16. Hukuk Dairesi Esas No: 2015/5162 Karar No: 2016/3545 Karar Tarihi: 31.03.2016
Yargıtay 16. Hukuk Dairesi 2015/5162 Esas 2016/3545 Karar Sayılı İlamı
16. Hukuk Dairesi 2015/5162 E. , 2016/3545 K. "İçtihat Metni"

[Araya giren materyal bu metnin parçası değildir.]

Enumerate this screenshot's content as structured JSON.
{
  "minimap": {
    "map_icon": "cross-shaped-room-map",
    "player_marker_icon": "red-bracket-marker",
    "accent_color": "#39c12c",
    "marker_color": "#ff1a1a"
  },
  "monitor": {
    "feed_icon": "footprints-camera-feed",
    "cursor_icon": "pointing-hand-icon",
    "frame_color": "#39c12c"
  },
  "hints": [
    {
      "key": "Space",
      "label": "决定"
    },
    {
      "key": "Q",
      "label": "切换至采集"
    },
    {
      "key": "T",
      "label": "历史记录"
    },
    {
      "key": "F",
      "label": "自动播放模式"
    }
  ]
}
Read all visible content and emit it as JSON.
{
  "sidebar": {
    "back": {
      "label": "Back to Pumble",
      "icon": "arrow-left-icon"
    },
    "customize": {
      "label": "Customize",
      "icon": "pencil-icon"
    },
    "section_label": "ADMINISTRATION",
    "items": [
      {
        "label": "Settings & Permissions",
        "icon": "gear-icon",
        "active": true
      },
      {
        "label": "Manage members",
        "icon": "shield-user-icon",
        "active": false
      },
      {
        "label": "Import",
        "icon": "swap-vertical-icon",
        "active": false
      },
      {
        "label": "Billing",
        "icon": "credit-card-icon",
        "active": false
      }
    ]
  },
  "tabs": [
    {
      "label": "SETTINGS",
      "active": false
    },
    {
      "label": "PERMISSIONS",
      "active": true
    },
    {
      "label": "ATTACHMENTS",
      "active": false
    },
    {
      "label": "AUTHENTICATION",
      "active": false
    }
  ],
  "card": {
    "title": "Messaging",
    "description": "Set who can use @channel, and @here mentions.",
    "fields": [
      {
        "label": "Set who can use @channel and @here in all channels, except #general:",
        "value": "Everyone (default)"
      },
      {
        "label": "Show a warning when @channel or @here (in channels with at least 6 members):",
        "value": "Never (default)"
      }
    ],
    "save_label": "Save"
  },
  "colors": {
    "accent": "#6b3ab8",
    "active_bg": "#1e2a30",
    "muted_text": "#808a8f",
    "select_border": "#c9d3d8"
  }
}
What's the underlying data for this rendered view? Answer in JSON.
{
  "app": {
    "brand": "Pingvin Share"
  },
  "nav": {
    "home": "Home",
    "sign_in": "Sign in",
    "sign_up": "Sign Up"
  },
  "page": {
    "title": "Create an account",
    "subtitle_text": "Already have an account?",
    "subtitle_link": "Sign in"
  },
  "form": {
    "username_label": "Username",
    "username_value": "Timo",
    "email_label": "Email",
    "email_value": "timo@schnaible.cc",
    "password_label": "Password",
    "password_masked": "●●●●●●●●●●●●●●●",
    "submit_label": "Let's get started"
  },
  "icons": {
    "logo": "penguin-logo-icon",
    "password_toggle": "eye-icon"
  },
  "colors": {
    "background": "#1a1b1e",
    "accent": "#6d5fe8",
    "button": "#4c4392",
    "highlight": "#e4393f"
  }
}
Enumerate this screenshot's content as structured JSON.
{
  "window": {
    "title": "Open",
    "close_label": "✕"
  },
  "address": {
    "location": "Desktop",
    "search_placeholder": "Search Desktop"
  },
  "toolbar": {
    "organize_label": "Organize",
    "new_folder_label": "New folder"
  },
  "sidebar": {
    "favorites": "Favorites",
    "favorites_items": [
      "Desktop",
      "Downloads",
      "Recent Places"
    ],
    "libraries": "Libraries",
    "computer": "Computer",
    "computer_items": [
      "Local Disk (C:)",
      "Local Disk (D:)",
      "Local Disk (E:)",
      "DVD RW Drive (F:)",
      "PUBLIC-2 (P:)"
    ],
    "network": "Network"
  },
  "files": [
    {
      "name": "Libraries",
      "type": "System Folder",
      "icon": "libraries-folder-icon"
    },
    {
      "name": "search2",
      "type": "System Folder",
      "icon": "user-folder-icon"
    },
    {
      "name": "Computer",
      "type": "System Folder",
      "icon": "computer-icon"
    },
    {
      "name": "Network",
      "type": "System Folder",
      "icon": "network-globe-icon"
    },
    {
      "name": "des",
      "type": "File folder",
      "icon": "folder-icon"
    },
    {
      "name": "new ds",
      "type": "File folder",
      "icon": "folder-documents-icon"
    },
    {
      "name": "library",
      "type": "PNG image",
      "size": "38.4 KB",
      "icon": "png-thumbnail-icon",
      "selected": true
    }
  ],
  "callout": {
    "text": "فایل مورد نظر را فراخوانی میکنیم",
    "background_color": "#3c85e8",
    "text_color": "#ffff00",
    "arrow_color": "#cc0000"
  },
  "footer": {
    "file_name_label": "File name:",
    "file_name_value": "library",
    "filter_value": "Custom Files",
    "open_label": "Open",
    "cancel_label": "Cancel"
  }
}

MAHKEMESİ :ASLİYE HUKUK MAHKEMESİ DAVA TÜRÜ : TAPU İPTALİ VE TESCİL
Taraflar arasında görülen dava sonucunda verilen hükmün Yargıtay"ca incelenmesi istenilmekle; temyiz isteğinin süresinde olduğu anlaşıldı, inceleme raporu ve dosyadaki belgeler okundu, GEREĞİ GÖRÜŞÜLDÜ: Kadastro sonucu ... Mahallesi çalışma alanında bulunan 196 ada 3 parsel sayılı 54.405,90 metrekare yüzölçümündeki taşınmaz ham toprak vasfıyla Hazine adına tespit ve tescil edilmiştir. Davacı ..., irsen intikal ve kazandırıcı zamanaşımı zilyetliğine dayanarak tapu iptal ve tescil istemiyle dava açmıştır. Mahkemece yapılan yargılama sonunda davanın kabulü ile çekişmeli 196 ada 3 parsel sayılı taşınmazın uzman teknik bilirkişi raporunda (A) harfi ile gösterilen 6.872,01 metrekarelik bölümünün kadastro tespitinin iptali ile davacı adına tesciline karar verilmiş; hüküm, davalı Hazine temsilcisi tarafından temyiz edilmiştir. Davacı ..., dava dilekçesi ile TMK"nın 713/1. maddesi gereği tescil istemli olarak dava açmış yargılama sırasında yapılan keşif sonucunda dava konusu taşınmazın Hazine adına tescil edilen 196 ada 3 parsel sayılı taşınmazda kaldığı anlaşılmıştır. Davacı irsen intikale dolayısıyla kadastro öncesi sebebe dayanarak adına tescil isteminde bulunmuştur. Dava açıklanan bu niteliğine göre 3402 sayılı Kadastro Kanunu"nun 12/3. maddesinde öngörülen hak düşürücü süreye tabidir. Çekişmeli taşınmazın kadastro tespitinin 27.11.1998 tarihinde yapıldığı ve kadastro tespitinin kesinleşerek 19.03.1999 tarihinde tapuya tescil edildiği göz önünde bulundurulduğunda tutanağın kesinleştiği tarih ile dava tarihi arasında 10 yıldan fazla süre geçmiştir. 3402 sayılı Kadastro Kanunu"nun 12/3. maddesi uyarınca, kadastro tespitinin kesinleşmesinden itibaren 10 yıl geçtikten sonra artık, "kadastrodan önceki nedenlere" dayanılarak dava açılamaz. Hak düşürücü süre, hakim tarafından re"sen dikkate alınması gereken dava şartlarındandır. Hal böyle olunca mahkemece davanın açıklanan nedenle reddine karar verilmesi gerekirken hak düşürücü sürenin geçtiği gözetilmeksizin davanın esası hakkında karar verilmesi isabetsiz olup, davalının temyiz itirazları bu nedenlerle yerinde görüldüğünden kabulü ile hükmün BOZULMASINA, 31.03.2016 gününde oybirliğiyle karar verildi.